Climate change “has been an issue that scientists, students, environmentalists have been trying to work and come up with ways to have a cleaner environment,” added Carrillo, and “As the president of P.O.M and a scientist, I try to bring awareness of the importance of cleaner air and the battle of climate change.”
“This is why we Marched for Science in April and we marched in September at the Climate strike, we feel like there is a need to bring people together to protest and ask the Trump administration for help. Climate change is real and it’s here. We are running out of time,” Carrillo said.
Prior to being established this semester, Carrillo and fellow student Alma Reiker attended the March for Science, which was held on Earth Day, April 22, of this year. The March for Science which began Earth Day two years ago, as a direct response to the Trump administration’s view on climate change and science: the misrepresentation and exclusion of scientific knowledge in policy decisions.
On Monday, The Washington Post’s Brady Dennis reported that the Trump administration sent a notice to the United Nations to withdraw from the Paris climate agreement.

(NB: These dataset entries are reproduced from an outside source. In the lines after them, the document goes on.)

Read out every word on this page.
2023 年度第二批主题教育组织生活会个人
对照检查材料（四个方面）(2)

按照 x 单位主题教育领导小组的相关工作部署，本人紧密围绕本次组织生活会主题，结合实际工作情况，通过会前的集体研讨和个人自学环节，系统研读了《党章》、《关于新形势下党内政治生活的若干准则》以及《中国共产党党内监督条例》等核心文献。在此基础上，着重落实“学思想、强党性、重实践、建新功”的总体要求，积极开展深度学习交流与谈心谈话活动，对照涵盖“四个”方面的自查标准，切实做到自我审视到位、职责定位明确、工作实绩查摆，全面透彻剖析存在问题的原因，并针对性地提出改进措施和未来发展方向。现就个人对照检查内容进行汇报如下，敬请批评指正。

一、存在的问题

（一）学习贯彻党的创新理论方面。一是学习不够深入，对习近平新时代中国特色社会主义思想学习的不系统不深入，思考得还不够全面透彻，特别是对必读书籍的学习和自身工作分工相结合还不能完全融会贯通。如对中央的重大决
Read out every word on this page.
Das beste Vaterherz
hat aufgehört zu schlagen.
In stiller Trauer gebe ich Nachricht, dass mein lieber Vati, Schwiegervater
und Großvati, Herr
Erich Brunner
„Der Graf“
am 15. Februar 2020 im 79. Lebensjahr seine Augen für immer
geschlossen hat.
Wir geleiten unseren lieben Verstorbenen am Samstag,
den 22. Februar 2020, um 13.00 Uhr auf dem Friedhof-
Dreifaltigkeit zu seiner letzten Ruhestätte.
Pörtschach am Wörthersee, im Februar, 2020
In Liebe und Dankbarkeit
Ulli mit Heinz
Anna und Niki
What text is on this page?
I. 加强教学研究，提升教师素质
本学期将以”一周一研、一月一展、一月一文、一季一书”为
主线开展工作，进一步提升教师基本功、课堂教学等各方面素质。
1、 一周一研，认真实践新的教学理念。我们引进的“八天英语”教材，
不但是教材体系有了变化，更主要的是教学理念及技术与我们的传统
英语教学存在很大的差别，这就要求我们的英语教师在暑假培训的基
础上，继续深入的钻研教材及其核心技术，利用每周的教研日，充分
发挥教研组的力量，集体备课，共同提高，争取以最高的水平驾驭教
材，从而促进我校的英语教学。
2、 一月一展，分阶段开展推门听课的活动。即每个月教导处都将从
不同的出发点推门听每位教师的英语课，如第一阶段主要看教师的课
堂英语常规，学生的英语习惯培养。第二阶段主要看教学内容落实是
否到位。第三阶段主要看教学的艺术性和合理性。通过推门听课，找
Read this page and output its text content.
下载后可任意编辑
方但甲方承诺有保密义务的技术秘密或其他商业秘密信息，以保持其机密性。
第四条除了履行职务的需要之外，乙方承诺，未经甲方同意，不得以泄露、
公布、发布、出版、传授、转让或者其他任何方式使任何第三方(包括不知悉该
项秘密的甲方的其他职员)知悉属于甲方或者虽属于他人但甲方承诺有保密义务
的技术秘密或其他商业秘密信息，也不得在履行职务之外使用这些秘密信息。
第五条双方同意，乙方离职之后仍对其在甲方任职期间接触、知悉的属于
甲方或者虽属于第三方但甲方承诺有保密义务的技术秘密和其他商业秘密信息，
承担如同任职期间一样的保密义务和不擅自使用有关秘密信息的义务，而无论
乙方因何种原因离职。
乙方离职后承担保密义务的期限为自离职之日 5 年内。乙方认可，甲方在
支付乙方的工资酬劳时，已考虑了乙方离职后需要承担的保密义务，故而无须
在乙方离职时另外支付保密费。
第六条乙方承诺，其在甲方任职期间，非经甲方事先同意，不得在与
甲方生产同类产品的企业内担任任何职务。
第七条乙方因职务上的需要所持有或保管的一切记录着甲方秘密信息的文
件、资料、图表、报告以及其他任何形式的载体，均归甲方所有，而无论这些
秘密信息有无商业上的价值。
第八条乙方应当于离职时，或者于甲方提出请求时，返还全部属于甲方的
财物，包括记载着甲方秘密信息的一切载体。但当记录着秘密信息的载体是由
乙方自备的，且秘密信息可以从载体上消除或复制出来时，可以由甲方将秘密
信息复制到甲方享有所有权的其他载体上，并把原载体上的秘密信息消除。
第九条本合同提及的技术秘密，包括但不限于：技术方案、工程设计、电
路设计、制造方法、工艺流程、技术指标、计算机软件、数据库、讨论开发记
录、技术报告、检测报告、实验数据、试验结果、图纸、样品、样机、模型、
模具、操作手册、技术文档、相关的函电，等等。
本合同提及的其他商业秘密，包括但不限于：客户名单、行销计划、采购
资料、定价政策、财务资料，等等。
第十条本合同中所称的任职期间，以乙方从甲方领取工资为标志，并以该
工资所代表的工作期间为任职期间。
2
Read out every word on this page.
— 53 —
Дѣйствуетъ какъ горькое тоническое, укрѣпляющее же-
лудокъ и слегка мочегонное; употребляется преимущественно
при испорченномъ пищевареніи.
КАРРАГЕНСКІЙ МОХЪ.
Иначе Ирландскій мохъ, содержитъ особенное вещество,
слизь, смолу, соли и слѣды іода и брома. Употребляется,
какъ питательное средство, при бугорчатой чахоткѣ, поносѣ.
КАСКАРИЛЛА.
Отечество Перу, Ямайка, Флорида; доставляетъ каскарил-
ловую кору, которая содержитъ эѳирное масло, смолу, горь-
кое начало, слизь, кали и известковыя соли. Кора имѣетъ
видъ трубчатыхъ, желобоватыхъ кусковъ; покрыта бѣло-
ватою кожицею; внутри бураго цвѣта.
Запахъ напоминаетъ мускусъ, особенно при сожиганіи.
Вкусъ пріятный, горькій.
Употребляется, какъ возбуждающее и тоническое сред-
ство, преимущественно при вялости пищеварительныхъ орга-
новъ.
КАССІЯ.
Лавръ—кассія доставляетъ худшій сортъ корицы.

Thus, “the White House can officially withdraw from the agreement in one year,” on November 4 of next year, a day after the presidential election next year.
The club has fifteen active members who attend events. One of those events included guest speaker Dr. Allen Mincer, a BC alumnus, NYU Physics Professor, and scientist for CERN, a European Organization for Nuclear Research. “ He spoke about what he does at CERN and his new findings in the realm of Science,” said Carrillo, hoping to continue with events like it going forward.
Mincer focuses on research in experimental high energy particle physics/astrophysics, which involves studies of elementary particles with origins and relativity in astronomy, astrophysics and cosmology.
“Research in medical diseases will help patients and will create a better environment. This is why we would like to encourage students to view science as a wonderful opportunity,” said Carrillo. “There are so many diseases out there that science has cured and can cure that will positively affect mankind.”
P.o.M hopes to help students also view STEM (Science, Technology, Engineering and Math) as a way to make this world a better place. The club is inclusive and students from different majors are invited to learn and engage in science and STEM.
In recognizing the school’s diversity, members reiterated how they felt there is something for everyone in the club.